Sketch (oauth2-proxy / Authelia in front of Costroid):
# nginx: authenticate via a subrequest, then forward the identity as X-WEBAUTH-USERlocation / { auth_request /oauth2/auth; # oauth2-proxy or Authelia auth_request_set $user $upstream_http_x_auth_request_user; proxy_set_header X-WEBAUTH-USER $user; # the header Costroid trusts proxy_pass http://127.0.0.1:8080; # Costroid on loopback}Keep Costroid bound to loopback (or a private interface the proxy alone can reach) so no client can bypass the proxy and hit Costroid directly.
3. No authentication (explicit opt-out)
Section titled “3. No authentication (explicit opt-out)”--no-auth is the only way to serve the API unauthenticated.

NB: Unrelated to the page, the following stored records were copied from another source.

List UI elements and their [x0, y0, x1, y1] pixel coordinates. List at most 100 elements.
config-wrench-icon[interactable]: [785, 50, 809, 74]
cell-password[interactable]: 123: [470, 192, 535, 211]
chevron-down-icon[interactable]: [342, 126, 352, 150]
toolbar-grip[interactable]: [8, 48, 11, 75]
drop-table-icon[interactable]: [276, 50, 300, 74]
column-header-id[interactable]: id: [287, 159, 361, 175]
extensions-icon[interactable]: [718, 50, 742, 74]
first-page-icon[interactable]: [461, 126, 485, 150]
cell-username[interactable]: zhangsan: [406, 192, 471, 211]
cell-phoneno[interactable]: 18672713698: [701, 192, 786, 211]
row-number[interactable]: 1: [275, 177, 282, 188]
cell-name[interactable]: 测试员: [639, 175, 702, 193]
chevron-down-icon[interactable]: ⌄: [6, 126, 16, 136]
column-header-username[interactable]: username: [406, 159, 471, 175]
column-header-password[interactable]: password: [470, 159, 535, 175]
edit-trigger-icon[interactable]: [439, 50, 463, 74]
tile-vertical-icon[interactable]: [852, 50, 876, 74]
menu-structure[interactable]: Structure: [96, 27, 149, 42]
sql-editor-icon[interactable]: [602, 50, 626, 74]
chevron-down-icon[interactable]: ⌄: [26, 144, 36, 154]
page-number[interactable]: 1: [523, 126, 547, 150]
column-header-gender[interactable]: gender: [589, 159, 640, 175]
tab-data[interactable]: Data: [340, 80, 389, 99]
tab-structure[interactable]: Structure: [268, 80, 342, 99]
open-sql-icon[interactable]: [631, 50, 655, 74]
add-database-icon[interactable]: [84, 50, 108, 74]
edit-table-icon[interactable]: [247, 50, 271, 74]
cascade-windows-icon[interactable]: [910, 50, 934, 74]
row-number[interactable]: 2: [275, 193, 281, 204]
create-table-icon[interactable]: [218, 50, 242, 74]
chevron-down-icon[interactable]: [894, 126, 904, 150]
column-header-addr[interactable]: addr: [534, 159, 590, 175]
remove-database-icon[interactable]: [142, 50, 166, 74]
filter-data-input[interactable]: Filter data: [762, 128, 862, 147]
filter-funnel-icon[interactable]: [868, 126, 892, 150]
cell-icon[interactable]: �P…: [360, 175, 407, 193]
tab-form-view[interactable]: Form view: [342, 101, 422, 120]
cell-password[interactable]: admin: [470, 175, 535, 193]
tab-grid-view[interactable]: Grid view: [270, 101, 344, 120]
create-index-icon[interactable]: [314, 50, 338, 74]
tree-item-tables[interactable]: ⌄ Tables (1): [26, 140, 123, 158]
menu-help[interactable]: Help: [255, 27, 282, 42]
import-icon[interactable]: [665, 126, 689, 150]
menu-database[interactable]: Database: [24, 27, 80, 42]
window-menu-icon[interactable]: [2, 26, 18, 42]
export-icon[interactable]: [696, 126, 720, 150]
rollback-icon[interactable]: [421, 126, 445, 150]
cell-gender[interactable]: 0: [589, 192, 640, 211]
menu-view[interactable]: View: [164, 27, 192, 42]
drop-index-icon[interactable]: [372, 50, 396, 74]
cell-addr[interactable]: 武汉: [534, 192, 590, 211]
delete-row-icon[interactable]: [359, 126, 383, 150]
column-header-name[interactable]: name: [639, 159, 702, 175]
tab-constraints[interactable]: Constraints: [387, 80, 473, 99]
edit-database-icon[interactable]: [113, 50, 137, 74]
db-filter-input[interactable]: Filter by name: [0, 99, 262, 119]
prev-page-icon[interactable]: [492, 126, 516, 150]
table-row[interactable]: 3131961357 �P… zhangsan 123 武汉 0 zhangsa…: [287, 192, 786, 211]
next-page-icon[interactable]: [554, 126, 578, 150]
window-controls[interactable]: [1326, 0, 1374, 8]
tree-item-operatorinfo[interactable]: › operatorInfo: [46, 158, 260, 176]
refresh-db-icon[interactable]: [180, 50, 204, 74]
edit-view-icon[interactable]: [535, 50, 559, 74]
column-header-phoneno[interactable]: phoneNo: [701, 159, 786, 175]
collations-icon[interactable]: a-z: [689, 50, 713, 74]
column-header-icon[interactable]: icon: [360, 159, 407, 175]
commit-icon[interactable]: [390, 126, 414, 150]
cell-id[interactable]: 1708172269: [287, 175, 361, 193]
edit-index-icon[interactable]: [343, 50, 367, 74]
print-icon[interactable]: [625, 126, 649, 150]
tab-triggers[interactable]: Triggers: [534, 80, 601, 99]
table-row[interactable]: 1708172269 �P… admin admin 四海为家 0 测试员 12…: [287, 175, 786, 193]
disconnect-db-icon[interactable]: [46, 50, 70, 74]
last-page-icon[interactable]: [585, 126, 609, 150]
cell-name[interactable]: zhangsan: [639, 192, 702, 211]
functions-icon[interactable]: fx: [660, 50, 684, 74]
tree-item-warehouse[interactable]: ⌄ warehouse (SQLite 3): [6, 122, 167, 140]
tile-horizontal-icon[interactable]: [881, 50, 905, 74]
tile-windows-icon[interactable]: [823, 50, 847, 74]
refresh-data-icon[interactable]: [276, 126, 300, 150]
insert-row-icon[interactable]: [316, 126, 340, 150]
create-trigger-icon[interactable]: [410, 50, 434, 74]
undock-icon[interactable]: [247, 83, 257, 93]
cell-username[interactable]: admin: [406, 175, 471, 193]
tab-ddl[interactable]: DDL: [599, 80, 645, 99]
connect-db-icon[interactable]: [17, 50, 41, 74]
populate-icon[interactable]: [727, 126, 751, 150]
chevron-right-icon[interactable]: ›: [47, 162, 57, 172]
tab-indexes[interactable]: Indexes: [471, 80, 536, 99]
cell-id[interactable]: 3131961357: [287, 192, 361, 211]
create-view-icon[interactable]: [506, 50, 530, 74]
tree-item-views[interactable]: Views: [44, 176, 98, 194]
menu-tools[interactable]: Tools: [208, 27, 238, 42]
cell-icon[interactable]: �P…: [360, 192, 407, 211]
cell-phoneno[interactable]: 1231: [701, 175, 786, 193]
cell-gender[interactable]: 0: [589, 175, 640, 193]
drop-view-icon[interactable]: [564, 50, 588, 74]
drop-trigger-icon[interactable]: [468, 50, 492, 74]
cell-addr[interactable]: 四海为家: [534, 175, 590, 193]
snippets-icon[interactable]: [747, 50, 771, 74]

It prints a loud
warning at startup, escalated when the bind is not loopback:
costroid serve --no-auth # loopback, for local single-user useAnyone who can reach the address can then read all billing data. Use it only on a loopback bind for local, single-user use — never on a network-exposed address.
Costroid terminates no TLS itself. For any non-loopback deployment, put it behind a reverse proxy (nginx, Caddy, Traefik, …) that terminates TLS and forwards to Costroid over loopback. In forward-auth mode that same proxy is the trusted proxy.
Access log
Section titled “Access log”serve writes one structured JSON line per request to stderr:
method, path (the path only — never the query string or any header), status,
duration_ms, remote (peer IP), authn (ok/denied/disabled/exempt),
auth_mode, and, for forward-auth, the authenticated user. It is an
operational log, not a compliance audit trail, and it never contains a token, the
Authorization header, or request bodies.